The Taoiseach's former partner Celia Larkin told the Mahon tribunal today how she was asked by Mr Ahern to collect a briefcase containing a sum of about £30,000 from his constituency office.
The money had been given to Mr Ahern by businessman Michael Wall to carry out renovations on a house at Beresford in Drumcondra.
There was "a series" of briefcases lined up at the front of his desk at the St Luke's office, she said. Ms Larkin said there was always a line of briefcases there with government or departmental papers.
She said she did not know exactly how much money had been handed over by Mr Wall for her to administer for the house at Beresford, but she was "aware that it was in or around £30,000".
Ms Larkin said it was not something that was "sprung" on her. Asked whether she was glad to administer the money, Ms Larkin said: "Maybe not delighted, but happy to be of assistance."
She said Mr Ahern's driver gave her a lift on the morning of Monday December 5th to the bank in O'Connell Street. She did not open the briefcase or look in it before she arrived at AIB.

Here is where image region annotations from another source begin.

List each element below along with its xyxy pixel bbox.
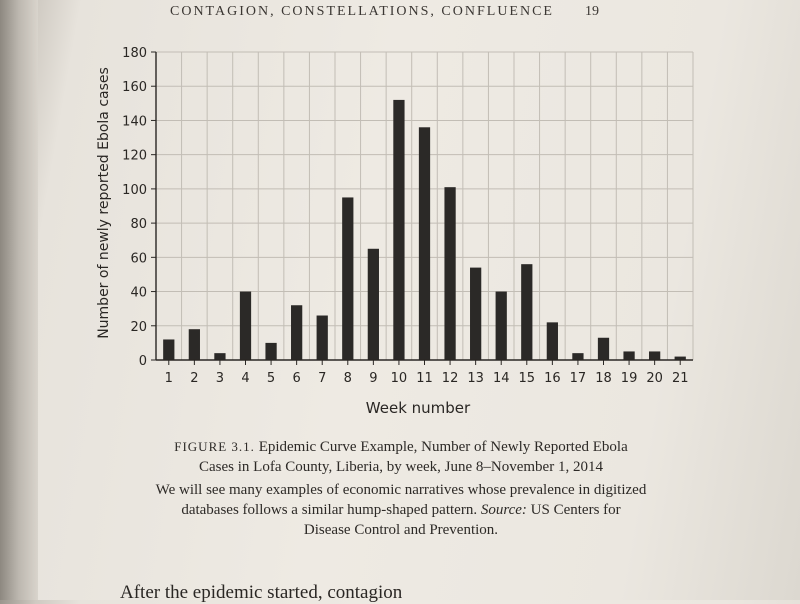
- x-tick-label-10: 10: [390, 371, 408, 386]
- x-tick-label-12: 12: [441, 371, 459, 386]
- bar-week-8: [342, 197, 353, 360]
- figure-caption-title: [96, 437, 706, 477]
- bar-week-4: [240, 292, 251, 360]
- chart-bars: [163, 100, 686, 360]
- x-tick-label-19: 19: [620, 371, 638, 386]
- bar-week-15: [521, 264, 532, 360]
- bar-week-3: [214, 353, 225, 360]
- body-text: After the epidemic started, contagion: [120, 582, 403, 603]
- bar-week-20: [649, 351, 660, 360]
- caption-body-line2: databases follows a similar hump-shaped pattern.: [181, 502, 478, 518]
- caption-title-line1: Epidemic Curve Example, Number of Newly Reported Ebola: [258, 439, 628, 455]
- y-tick-label-140: 140: [122, 114, 147, 130]
- caption-body-line1: We will see many examples of economic narratives whose prevalence in digitized: [155, 482, 647, 498]
- bar-week-17: [572, 353, 583, 360]
- x-tick-label-8: 8: [343, 371, 352, 386]
- bar-week-1: [163, 339, 174, 360]
- y-tick-label-60: 60: [130, 251, 147, 267]
- bar-week-11: [419, 127, 430, 360]
- y-tick-label-160: 160: [122, 80, 147, 96]
- figure-caption-body: [96, 480, 706, 540]
- caption-source-line1: US Centers for: [530, 502, 621, 518]
- bar-week-14: [496, 292, 507, 360]
- bar-week-18: [598, 338, 609, 360]
- x-tick-label-20: 20: [646, 371, 663, 386]
- caption-source-line2: Disease Control and Prevention.: [303, 522, 499, 538]
- x-tick-label-2: 2: [190, 371, 199, 386]
- running-head-title: CONTAGION, CONSTELLATIONS, CONFLUENCE: [170, 4, 554, 19]
- x-tick-label-4: 4: [241, 371, 250, 386]
- x-tick-label-18: 18: [595, 371, 612, 386]
- bar-week-2: [189, 329, 200, 360]
- y-tick-labels: [122, 46, 147, 369]
- bar-week-7: [317, 316, 328, 360]
- bar-week-12: [444, 187, 455, 360]
- y-tick-label-100: 100: [122, 182, 147, 198]
- x-tick-label-6: 6: [292, 371, 301, 386]
- x-tick-label-9: 9: [369, 371, 378, 386]
- caption-title-line2: Cases in Lofa County, Liberia, by week, June 8–November 1, 2014: [199, 459, 603, 475]
- x-tick-label-3: 3: [215, 371, 225, 386]
- x-tick-label-17: 17: [569, 371, 587, 386]
- x-tick-label-15: 15: [518, 371, 536, 386]
- y-tick-label-80: 80: [130, 217, 147, 233]
- x-tick-label-5: 5: [266, 371, 276, 386]
- x-tick-label-1: 1: [164, 371, 173, 386]
- x-axis-label: Week number: [365, 399, 471, 417]
- x-tick-label-7: 7: [318, 371, 327, 386]
- x-tick-label-11: 11: [416, 371, 433, 386]
- bar-week-6: [291, 305, 302, 360]
- bar-week-16: [547, 322, 558, 360]
- y-tick-label-180: 180: [122, 46, 147, 61]
- page-number: 19: [585, 4, 599, 19]
- bar-week-5: [265, 343, 276, 360]
- bar-week-10: [393, 100, 404, 360]
- x-tick-label-21: 21: [671, 371, 689, 386]
- x-tick-labels: [165, 371, 689, 386]
- y-axis-label: Number of newly reported Ebola cases: [96, 67, 112, 339]
- bar-week-13: [470, 268, 481, 360]
- x-tick-label-14: 14: [492, 371, 510, 386]
- y-tick-label-120: 120: [122, 148, 147, 164]
- x-tick-label-16: 16: [544, 371, 561, 386]
- bar-week-19: [623, 351, 634, 360]
- y-tick-label-20: 20: [130, 319, 147, 335]
- y-tick-label-40: 40: [130, 285, 147, 301]
- y-tick-label-0: 0: [138, 354, 147, 369]
- x-tick-label-13: 13: [467, 371, 484, 386]
- bar-week-9: [368, 249, 379, 360]
- figure-label: FIGURE 3.1.: [174, 439, 255, 454]
- caption-source-label: Source:: [480, 502, 527, 518]
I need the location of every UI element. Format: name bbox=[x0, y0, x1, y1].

They went to the office of manager Philip Murphy and he took the briefcase and left the room. Ms Larkin did not recall getting details of how much sterling was given and what Irish punts were credited to the account, she said.
On the question of whether she would have wanted proof of what had been handed over in order to bring it back to Mr Ahern, she said: "I don't think there was any question with my life partner that he would think I had taken any money. Are you suggesting that?"
Tribunal counsel Henry Murphy said he wasn't suggesting "anything of the sort" but he thought she would want something showing the sterling that had been brought in and the Irish money she had received in return.
On that day Mr Murphy also assisted her with paperwork to open another account with £50,000 transferred from Mr Ahern's account, which was his contribution to work to be done on the house at Beresford.
The £50,000 was subsequently withdrawn in January and put into a different account. Ms Larkin told the tribunal it was taken out because the first account opened had been a fixed-term deposit account which and not a demand account, meaning the money was "not easily accessible" for the purpose of expenditure on the house.
Asked why she had withdrawn it, Ms Larkin said: "It was not my money and Bertie asked for it back."
Ms Larkin told the tribunal earlier she did not recall how long she was in the bank and that she was "more concerned" with getting out to see "what was happening on the radio".
"It was the day that Dick Spring pulled the plug on Fianna Fáil in government, which made me able to recall the events," she said.
Mr Ahern had been expecting to be elected Taoiseach in a new government prior to that day.